Il Marocco non è solo una squadra in straordinaria ascesa. Ma è anche ammantato dall’aureola del predestinato. È stata la prima squadra africana a superare nell’86 la prima fase a gironi (ha partecipato in tutto a sei mondiali). Per l’accesso ai quarti era stata preceduto da Camerun, Senegal e Ghana. Nel suo palmares vanta anche una Coppa d’Africa (nel ’76) e una Coppa araba (2012).
Negli ultimi anni la crescita è passata dalla cura dei vivai. Il re Mohammed VI, grande appassionato di football, ha creato un’accademia del calcio dove la materia è trattata con criteri scientifici. Il miracolo è stato poi rifinito dall’allenatore Regagrui, un ex difensore (47 anni) nato vicino a Parigi, con trascorsi modesti da calciatorer. Come tecnico si forma nelle squadre di club in Marocco. E fin dagli esordi in questa Coppa ha dimostrato di avere le idee chiare. Difesa ermetica: primo non prenderle. Contropiedi veloci. Concentrazione massima. Un cocktail di successo che autorizza la questo punto le aspirazioni per qualsiasi traguardo.

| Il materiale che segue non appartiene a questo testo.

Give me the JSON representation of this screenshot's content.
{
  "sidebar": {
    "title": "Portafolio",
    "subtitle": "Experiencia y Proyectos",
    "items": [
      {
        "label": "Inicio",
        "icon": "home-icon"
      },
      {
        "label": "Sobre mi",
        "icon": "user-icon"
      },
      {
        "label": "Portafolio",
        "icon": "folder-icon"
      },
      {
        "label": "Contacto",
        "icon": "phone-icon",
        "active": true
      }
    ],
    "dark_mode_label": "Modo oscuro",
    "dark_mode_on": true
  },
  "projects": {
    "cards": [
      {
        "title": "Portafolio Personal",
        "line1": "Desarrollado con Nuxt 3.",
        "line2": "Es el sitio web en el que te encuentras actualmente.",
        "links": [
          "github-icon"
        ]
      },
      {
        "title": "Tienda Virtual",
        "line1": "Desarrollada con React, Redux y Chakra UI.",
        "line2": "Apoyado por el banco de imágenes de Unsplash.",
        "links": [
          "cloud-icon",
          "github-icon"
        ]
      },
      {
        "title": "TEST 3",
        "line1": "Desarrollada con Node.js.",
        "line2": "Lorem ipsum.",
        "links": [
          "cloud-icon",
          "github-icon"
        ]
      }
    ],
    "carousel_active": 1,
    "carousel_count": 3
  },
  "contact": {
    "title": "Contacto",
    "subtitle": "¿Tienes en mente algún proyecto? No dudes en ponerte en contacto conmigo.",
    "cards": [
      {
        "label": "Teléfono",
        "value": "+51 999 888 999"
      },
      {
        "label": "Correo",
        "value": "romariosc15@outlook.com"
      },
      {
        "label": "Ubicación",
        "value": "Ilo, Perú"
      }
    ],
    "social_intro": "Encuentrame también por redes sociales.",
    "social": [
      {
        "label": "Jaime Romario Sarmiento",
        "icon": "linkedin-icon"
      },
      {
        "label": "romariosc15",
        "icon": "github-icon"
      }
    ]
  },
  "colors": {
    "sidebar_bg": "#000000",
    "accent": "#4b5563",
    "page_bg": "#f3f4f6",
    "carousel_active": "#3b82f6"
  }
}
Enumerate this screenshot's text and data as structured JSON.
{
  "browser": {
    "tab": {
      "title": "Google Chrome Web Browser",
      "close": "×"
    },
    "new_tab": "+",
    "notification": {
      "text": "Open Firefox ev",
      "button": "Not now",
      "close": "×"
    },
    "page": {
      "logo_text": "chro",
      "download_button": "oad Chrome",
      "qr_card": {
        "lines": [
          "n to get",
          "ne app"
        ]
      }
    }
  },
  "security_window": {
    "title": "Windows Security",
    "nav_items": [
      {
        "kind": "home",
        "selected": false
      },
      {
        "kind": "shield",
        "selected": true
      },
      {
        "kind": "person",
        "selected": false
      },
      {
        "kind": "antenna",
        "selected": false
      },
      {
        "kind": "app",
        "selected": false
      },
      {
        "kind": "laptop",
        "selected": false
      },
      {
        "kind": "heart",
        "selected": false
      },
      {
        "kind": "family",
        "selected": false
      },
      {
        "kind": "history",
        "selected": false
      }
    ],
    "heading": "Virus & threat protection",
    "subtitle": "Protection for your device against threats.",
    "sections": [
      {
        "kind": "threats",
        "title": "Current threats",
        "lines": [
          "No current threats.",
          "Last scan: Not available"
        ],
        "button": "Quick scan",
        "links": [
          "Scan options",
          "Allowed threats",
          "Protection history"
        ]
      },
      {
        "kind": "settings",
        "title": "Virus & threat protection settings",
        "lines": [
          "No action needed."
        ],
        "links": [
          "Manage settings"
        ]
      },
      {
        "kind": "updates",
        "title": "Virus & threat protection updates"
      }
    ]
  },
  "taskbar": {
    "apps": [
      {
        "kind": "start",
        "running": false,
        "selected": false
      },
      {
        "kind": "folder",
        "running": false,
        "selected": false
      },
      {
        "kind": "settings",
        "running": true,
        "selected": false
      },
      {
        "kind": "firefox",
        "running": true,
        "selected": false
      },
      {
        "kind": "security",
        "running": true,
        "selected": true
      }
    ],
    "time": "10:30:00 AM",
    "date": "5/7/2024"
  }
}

Il Portogallo che aveva polverizzato la Svizzera esce mestamente di scena. L’eliminazione del Brasile l’aveva proiettato molto in avanti nella gerarchia delle favorite. Ma contro il Marocco teoricamente inferiore non ha cavato un ragno dal buco. L’immagine della sconfitta sta tutta nelle lacrime finali di Cristiano Ronaldo, Prima degradata in panchina. Poi in campo impotente. Il crepuscolo di un dio del calcio. Ma per tutto il Portogallo il contraccolpo è molto forte. Anche se la straordinaria fioritura dei suoi vivai lascia presagire stagioni più ricche di gratificazioni.